# Charleston, SC - Katy - Dies Tuesday Morning



## Myamom (Oct 10, 2005)

"Have any room for one? She's got less than 24 hours left.

A now ex volunteer pulled her and another dog to keep them from being 
euthed. After about three weeks, she claimed she couldn't work with her 
"issues" (resource guarding in a home with 7 other dogs) and wanted to 
take her back to the shelter. We told her she needed to take both dogs 
back if that was the case so we could work on getting them into rescue. 
She took the White GSD to the shelter but wound up "adopting" the pup 
from Doc Williams. We tried to stay on top of things and were in contact 
with three different groups who were interested in her. After getting 
the cold shoulder from the shelter like it wasn't any of our business, 
we left things alone. They called us back today asking if we'd heard 
from any of the rescues because no one had come to look at her yet.

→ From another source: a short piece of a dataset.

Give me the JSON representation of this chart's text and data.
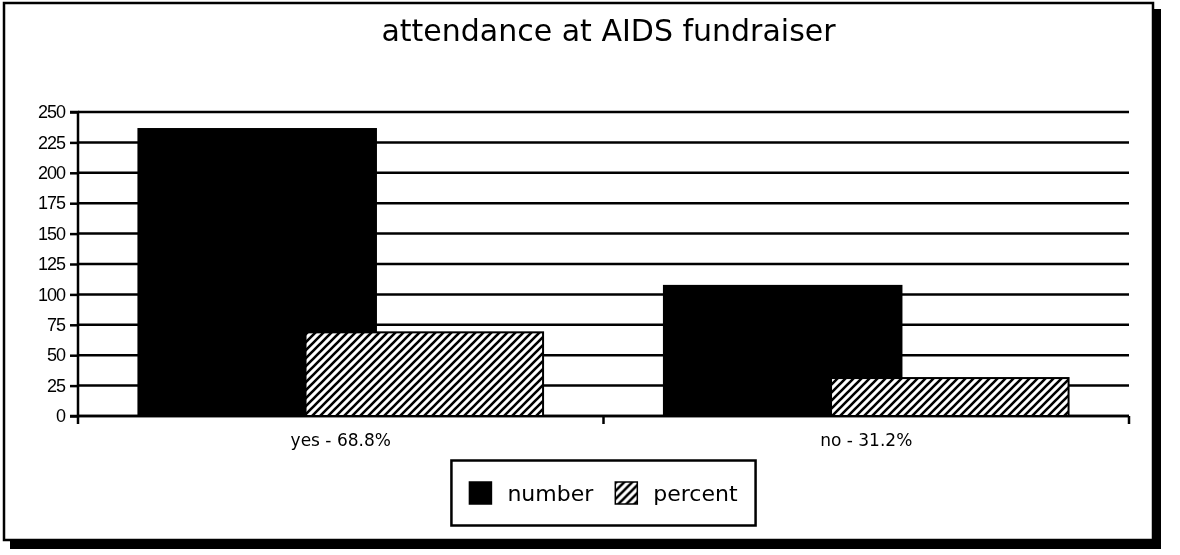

One 
rescue doesn't have any foster homes, the other won't take her because 
she's a bit reserved at first (fairly typical for a GSD in a shelter 
environment), and the other one is clear down in FL who cannot move fast 
enough to get this girl placed before they euth."



Doc Williams 
Charleston, SC
843-761-0683

(yes...that is the name of the SHELTER ...an spca shelter.....trust me...it took me a few emails to clarify...)


----------



## Jax08 (Feb 13, 2009)

bump


----------



## Renoman (Apr 10, 2009)

Let's not let her die.


----------



## Jax08 (Feb 13, 2009)

bump


----------



## HeidiW (Apr 9, 2009)

why is everybody tomorrow!!! GRRR!!! Please help her.


----------



## eadavis (Nov 11, 2007)

Please help her--


----------



## HeidiW (Apr 9, 2009)

She needs immediate help, dies tuesday?? Why so fast.


----------



## Renoman (Apr 10, 2009)

Her time is almost up. 

PLEASE can someone help her?????


----------



## skyizzy (Apr 15, 2008)

bump


----------



## Jax08 (Feb 13, 2009)

any news?


----------



## HeidiW (Apr 9, 2009)

Is it to late or did some one help her?


----------



## Renoman (Apr 10, 2009)

Update????
*prays she made it out*


----------



## skyizzy (Apr 15, 2008)

bump


----------



## Renoman (Apr 10, 2009)

any updates?


----------



## Renoman (Apr 10, 2009)

does anyone know what happened with this girl?


----------



## HeidiW (Apr 9, 2009)

Do you want to call and find out? If they will tell us who knows.


----------



## Myamom (Oct 10, 2005)

bump.

I'm so afraid...praying a miracle came through. I did email my friend who sent out the plea...but she has not gotten any updates either.........


----------



## sravictor (Mar 17, 2008)

Any reply yet on this girl?


----------